As the march dragged on, and the ranks of the prisoners continued to rise, the Japanese guards were pressured to speed it along. There was no time to eat or drink, no time to rest, no time to stop and assist those who had fallen. There was no time to bury the dead, and no time to worry about stragglers. The generals were yelling at the officers to hurry. The officers were physically abusing the privates, and they in turn released their frustrations on their prisoners. As the columns swelled and slowed, the pressure wound even tighter and the march became even more chaotic. Dead bodies littered the ditches and fields and decomposed in the blistering sun. Black clouds of flies swarmed the rotting flesh and were joined by hungry pigs and dogs.
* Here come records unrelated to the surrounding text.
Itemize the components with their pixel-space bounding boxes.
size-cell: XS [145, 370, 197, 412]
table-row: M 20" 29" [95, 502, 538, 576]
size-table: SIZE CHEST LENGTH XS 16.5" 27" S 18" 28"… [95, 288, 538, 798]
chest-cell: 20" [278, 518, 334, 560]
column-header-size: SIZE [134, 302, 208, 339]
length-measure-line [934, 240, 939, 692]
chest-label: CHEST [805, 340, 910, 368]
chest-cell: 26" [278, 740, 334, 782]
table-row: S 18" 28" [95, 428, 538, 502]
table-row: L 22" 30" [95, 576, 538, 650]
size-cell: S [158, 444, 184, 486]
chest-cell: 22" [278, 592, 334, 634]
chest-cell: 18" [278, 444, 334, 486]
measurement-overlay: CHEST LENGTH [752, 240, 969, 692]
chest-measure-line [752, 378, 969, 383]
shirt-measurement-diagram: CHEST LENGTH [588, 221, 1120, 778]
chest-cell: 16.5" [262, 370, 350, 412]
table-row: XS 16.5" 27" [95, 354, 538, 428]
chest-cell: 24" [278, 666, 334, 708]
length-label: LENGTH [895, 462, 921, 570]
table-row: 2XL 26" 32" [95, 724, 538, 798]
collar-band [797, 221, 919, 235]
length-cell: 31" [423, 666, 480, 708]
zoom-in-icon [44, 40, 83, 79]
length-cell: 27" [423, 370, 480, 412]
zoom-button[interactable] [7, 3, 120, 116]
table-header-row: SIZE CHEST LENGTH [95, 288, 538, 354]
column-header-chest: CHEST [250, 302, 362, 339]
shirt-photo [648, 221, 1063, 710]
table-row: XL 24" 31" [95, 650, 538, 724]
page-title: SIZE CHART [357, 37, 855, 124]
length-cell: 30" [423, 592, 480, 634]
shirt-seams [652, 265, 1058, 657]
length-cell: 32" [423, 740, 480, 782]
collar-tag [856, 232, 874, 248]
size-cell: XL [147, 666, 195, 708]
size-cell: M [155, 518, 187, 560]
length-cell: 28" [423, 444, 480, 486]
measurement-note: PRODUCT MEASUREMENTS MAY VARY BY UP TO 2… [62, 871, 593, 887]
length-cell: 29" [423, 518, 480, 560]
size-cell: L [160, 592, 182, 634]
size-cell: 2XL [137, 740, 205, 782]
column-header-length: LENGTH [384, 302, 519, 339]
Packs of black crows waited patiently on fences, and some began following the columns, tormenting the prisoners.
Pete had lost track of the men of the Twenty-Sixth. He, Sal, and Ewing were still together, but it was impossible to keep up with anyone else. Groups of emaciated prisoners were added to one column one day and left behind at the camps the next day. Men were falling, dying, and being killed by the hundreds. He stopped thinking about anyone but himself.
On the fourth day, they entered the city of Lubao. The once busy town of thirty thousand was deserted, or at least the streets were. But from the windows upstairs, the residents were watching. When the column stopped, the windows were raised and the people began tossing bread and fruits to the prisoners. The Japanese went into a frenzy and ordered them to ignore the food. When a teenage boy darted from behind a tree and tossed a loaf of bread, a guard shot him on the spot. Prisoners who had managed to eat a bite or two were pulled from the column and beaten. One was bayoneted in the stomach and hung from a lamppost as a warning.
They marched on, somehow mustering the will to take another step, notch another mile. So many men were dying from dehydration and exhaustion that the Japanese relented somewhat and allowed them to fill their canteens, usually at a roadside ditch or a pond used by livestock.